Asia Global ESG Summit: Focus on corporate behaviour

Round-up of panels from the Asia stream of the Global ESG Summit

In line with the unprecedented growth in public awareness and interest in ESG issues, investors are ever-more vocal about wanting to see their capital foster positive sustainability practices.

For portfolio managers, this means assessing corporate behaviour, for example in terms of diversity at board level and inclusivity in the workforce. From the perspective of fund selectors, meanwhile, the focus is on how fund houses embed diversity into their culture and investment processes.

These were some of the key take-aways from the first panel discussion, The seismic shifts and trends to watch, held at the recent Global ESG Summit hosted by ESG Clarity in partnership with the United Nations Capital Development Fund.

“A lot of the earlier discussions [about ESG] seemed to sit with governments.
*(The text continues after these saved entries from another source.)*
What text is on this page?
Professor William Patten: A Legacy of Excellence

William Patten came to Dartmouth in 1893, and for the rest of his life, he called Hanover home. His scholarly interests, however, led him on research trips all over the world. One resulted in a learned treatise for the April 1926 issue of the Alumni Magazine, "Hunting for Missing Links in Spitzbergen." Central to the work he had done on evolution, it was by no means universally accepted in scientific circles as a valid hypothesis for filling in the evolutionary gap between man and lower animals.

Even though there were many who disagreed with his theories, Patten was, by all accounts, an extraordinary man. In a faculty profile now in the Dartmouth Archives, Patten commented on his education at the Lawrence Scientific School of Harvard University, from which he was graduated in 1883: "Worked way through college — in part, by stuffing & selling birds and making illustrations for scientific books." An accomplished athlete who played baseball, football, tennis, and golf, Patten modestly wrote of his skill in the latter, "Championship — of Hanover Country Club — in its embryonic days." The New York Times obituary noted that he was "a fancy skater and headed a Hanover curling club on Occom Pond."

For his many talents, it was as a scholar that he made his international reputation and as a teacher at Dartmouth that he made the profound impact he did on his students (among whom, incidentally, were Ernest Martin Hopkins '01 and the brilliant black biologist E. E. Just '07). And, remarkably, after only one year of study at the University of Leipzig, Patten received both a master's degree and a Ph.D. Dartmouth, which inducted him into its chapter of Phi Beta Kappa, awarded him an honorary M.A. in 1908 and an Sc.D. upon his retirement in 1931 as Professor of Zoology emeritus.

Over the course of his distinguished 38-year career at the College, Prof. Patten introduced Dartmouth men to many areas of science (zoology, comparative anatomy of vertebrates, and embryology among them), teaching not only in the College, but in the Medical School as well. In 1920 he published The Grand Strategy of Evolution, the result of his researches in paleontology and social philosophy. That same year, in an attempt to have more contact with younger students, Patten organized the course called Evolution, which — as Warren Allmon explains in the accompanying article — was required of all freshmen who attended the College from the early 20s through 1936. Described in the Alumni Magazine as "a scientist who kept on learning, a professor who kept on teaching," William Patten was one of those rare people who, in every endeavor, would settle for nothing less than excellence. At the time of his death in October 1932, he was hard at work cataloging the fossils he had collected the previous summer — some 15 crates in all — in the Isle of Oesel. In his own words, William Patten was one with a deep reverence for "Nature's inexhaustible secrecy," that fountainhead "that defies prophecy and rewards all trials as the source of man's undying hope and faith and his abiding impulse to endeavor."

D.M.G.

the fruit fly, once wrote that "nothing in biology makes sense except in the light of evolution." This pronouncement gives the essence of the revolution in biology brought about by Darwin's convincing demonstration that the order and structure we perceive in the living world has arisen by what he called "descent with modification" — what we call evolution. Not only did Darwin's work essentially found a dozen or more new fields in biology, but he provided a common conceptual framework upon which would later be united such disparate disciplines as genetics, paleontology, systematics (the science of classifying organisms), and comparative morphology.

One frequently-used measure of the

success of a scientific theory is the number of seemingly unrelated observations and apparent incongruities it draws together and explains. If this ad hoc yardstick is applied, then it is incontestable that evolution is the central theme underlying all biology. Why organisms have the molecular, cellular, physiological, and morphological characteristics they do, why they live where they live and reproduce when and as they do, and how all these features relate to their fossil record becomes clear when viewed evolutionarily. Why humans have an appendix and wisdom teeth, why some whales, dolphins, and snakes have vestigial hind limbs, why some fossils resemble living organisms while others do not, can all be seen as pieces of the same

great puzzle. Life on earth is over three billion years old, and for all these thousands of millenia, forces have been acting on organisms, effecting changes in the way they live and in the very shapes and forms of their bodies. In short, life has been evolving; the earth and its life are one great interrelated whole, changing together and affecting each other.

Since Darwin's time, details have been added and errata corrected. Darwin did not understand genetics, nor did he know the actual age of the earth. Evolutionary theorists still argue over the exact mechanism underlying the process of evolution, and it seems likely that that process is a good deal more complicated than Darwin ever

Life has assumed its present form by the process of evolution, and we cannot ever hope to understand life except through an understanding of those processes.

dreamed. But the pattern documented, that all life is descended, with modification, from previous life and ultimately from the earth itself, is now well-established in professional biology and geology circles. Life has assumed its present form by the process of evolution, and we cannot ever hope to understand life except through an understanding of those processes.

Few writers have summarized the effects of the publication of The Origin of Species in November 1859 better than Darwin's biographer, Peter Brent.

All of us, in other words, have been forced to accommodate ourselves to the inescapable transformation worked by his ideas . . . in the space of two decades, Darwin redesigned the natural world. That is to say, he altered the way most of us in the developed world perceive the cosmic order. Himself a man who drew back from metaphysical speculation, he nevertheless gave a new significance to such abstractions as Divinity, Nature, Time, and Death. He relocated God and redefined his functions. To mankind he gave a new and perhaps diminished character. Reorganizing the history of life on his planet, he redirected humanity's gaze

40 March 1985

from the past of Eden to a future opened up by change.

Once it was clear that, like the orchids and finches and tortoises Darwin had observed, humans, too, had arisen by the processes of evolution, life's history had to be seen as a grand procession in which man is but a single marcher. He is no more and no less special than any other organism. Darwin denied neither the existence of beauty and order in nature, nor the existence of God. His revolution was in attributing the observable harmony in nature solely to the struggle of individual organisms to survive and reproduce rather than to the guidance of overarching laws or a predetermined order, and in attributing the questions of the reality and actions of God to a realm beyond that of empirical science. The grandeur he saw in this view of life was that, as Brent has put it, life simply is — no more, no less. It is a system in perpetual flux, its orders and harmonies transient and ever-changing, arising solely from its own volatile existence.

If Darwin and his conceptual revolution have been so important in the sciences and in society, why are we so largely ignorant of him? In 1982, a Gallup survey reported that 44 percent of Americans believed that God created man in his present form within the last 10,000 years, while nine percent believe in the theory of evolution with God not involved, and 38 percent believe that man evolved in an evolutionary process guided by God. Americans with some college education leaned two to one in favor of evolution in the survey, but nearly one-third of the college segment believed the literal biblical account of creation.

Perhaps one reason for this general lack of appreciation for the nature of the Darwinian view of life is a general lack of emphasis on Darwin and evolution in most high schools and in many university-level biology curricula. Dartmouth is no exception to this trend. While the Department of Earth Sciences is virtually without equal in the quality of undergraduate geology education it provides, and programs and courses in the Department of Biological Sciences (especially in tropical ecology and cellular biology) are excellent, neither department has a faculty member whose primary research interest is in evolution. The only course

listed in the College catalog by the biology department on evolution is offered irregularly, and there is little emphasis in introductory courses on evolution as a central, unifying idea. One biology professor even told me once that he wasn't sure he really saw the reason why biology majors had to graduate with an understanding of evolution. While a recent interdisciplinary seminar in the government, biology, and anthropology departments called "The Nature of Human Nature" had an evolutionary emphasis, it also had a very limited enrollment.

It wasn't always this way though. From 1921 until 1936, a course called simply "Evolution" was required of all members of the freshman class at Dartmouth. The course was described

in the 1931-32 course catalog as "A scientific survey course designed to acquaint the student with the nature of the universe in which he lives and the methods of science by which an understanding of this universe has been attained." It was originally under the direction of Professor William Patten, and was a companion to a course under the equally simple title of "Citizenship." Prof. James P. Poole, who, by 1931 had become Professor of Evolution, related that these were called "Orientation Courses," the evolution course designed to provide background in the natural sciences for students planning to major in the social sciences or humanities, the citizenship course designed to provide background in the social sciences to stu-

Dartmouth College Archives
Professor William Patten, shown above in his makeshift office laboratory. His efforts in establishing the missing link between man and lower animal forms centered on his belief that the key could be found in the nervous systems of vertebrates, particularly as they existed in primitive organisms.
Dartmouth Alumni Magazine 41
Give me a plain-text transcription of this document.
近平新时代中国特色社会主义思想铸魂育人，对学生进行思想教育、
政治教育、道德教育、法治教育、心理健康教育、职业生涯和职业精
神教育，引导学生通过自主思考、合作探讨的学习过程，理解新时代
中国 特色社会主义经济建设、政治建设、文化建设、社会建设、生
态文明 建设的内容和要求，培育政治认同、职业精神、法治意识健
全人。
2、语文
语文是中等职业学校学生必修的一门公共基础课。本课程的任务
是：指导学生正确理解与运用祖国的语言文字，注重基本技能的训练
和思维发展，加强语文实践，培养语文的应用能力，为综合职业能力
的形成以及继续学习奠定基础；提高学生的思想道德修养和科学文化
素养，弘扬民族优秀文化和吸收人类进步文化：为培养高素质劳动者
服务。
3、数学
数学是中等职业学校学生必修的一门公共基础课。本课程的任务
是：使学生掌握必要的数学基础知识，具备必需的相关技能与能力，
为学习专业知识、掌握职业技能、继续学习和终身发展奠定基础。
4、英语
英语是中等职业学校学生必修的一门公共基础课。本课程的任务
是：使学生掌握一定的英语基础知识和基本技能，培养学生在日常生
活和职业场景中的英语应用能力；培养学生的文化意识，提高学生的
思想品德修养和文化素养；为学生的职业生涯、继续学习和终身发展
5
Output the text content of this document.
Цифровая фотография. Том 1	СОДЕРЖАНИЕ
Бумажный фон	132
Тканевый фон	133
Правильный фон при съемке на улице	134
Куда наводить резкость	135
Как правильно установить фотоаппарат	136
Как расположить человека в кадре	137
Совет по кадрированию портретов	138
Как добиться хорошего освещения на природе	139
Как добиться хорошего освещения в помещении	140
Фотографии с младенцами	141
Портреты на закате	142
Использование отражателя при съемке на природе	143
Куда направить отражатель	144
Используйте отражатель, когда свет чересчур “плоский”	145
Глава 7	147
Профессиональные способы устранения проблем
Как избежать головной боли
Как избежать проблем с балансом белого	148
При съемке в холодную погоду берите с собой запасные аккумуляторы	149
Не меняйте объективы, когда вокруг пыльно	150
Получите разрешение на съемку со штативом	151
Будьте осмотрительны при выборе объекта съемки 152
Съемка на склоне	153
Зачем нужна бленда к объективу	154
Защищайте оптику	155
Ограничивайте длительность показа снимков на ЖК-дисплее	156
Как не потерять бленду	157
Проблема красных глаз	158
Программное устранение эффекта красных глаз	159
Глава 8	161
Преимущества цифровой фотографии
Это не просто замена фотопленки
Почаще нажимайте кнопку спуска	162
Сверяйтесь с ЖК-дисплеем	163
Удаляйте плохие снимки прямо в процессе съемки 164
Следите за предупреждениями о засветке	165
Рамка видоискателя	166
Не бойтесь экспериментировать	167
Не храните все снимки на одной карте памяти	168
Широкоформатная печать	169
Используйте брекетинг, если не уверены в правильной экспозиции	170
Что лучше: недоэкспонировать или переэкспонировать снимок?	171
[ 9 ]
Now, companies and, increasingly, private individuals, are taking responsibility for achieving alignment of investment goals alongside the world moving in the right direction,” said Julie Koo, head of Citi investment management sales in Asia Pacific.

This reflects the growing expectation among investors that their philosophies are reflected in the funds made available to them and in the portfolios that fund selectors build for them.

“Investors are more willing to say that if the investment doesn’t reflect their beliefs and values, then they are not willing to hand over fiduciary duty,” said Isaac Poole, chief investment officer at Oreana Financial Services.

Committed capital

This dynamic has become more acute partly in response to the fact that the physical effects of climate change are more apparent than ever – such as the Australian bushfires in early 2020, the severe droughts in Latin America and the freeze in Texas.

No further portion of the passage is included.